In his press release defending MacLaren’s removal from caucus, Brown highlighted the many “unacceptable comments” made by MacLaren, and that his views on francophone language rights was “the last straw.” (When MacLaren made far worse remarks about women, Brown didn’t fire him.)

Beth Trudeau, spokesperson for Canadians for Language Fairness, released a Facebook post that included a photo of Brown meeting with the group and securing an endorsement from them after listening to their views.

But the 2012 video includes something far more sinister: MacLaren suggesting the PCs had a secret agenda. That the PC brain trust used this video to oust MacLaren speaks to their ineptitude. Rather than focus on MacLaren’s views on language rights, the Ontario Liberals jumped on the “secret agenda” comments and helped the social conservatives define Brown as untrustworthy.

And as if that wasn’t enough, three PC riding associations filed grievances about fixed nominations and ballot stuffing.
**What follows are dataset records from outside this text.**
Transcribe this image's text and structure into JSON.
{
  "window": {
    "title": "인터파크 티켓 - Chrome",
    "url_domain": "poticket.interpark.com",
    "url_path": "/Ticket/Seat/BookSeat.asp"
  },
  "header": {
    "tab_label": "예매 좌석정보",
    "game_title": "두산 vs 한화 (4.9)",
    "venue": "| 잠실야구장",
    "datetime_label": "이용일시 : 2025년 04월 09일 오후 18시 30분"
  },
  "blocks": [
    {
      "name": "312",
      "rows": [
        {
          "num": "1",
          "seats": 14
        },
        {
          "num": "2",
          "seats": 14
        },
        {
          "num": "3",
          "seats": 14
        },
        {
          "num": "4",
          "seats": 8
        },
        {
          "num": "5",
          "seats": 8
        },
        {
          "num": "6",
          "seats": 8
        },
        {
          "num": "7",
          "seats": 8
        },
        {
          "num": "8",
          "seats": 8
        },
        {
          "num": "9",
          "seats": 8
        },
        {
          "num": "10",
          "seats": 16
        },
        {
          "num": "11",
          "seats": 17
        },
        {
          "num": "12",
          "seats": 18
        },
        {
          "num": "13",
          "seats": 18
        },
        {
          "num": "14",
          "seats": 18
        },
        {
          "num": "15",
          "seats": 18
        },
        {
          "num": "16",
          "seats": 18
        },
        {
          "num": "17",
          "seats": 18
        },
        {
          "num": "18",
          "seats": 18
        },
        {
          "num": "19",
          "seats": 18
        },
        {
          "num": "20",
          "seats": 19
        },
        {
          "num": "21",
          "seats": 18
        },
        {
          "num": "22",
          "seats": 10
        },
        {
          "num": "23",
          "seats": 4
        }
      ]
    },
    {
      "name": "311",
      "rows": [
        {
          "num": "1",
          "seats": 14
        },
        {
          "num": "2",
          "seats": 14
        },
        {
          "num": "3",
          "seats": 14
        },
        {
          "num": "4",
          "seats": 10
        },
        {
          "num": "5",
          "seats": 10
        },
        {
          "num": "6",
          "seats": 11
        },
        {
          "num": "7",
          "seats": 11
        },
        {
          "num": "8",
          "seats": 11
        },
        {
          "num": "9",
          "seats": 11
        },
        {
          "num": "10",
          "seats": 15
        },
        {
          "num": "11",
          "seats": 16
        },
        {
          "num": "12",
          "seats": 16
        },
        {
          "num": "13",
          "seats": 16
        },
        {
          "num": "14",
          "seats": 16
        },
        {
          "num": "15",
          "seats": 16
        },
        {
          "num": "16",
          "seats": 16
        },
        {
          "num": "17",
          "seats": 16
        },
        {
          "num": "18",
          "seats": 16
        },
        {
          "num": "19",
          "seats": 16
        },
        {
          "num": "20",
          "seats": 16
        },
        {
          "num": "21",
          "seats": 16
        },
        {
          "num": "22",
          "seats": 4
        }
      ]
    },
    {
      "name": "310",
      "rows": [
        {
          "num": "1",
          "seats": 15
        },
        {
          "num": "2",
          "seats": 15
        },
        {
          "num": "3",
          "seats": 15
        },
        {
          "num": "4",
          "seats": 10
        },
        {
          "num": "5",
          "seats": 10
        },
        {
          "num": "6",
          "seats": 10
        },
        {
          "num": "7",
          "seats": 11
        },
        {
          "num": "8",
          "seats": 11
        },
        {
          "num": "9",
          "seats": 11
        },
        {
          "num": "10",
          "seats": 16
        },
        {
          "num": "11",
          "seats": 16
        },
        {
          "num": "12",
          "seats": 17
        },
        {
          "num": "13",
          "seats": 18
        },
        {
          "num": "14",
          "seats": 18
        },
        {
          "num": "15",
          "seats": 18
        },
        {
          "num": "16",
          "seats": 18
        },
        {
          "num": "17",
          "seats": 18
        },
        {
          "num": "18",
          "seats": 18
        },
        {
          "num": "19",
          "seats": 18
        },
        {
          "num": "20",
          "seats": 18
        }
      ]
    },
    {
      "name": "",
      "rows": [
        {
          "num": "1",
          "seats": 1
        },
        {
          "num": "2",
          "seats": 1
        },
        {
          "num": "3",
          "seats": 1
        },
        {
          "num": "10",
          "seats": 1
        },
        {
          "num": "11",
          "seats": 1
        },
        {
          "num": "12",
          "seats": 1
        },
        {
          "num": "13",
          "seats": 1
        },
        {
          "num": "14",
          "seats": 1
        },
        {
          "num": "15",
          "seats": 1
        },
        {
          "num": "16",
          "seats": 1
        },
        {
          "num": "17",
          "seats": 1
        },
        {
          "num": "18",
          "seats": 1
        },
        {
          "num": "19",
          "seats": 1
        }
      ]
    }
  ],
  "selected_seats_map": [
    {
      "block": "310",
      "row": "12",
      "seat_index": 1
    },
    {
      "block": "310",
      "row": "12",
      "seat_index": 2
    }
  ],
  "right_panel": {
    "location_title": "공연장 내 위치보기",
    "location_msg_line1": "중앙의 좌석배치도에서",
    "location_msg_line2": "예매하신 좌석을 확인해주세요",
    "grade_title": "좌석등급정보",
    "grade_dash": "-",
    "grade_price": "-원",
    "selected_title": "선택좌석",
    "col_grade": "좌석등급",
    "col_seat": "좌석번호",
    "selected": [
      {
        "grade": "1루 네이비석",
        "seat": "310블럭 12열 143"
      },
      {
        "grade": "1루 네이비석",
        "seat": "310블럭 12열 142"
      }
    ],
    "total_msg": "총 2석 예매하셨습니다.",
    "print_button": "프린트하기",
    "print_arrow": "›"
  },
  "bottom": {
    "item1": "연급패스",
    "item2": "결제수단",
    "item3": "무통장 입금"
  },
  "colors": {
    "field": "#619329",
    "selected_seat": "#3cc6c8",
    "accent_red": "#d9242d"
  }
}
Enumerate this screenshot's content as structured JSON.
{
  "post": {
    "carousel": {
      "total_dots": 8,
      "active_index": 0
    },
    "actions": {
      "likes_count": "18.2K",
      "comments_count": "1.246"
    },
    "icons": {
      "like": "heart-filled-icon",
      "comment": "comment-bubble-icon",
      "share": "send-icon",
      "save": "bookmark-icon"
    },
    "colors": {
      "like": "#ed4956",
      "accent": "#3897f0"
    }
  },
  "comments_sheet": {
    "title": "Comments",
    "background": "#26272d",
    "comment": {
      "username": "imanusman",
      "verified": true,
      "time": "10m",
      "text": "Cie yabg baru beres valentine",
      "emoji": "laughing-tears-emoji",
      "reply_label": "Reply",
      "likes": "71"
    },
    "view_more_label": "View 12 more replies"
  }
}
Former Newmarket-Aurora MPP and social conservative Frank Klees called the nomination process of an “egregious ethical breach.”

Two years ago, Brown’s style was to encourage new memberships to a welcoming party that would hear all voices.

Now, it seems Brown is intent on picking fights with the very people who gave him victory.

Underestimating the ability of social conservatives to organize and drive change would be a serious mistake.

Maddie Di Muccio is a former town councillor in Newmarket, Ont., and former columnist with the Toronto Sun.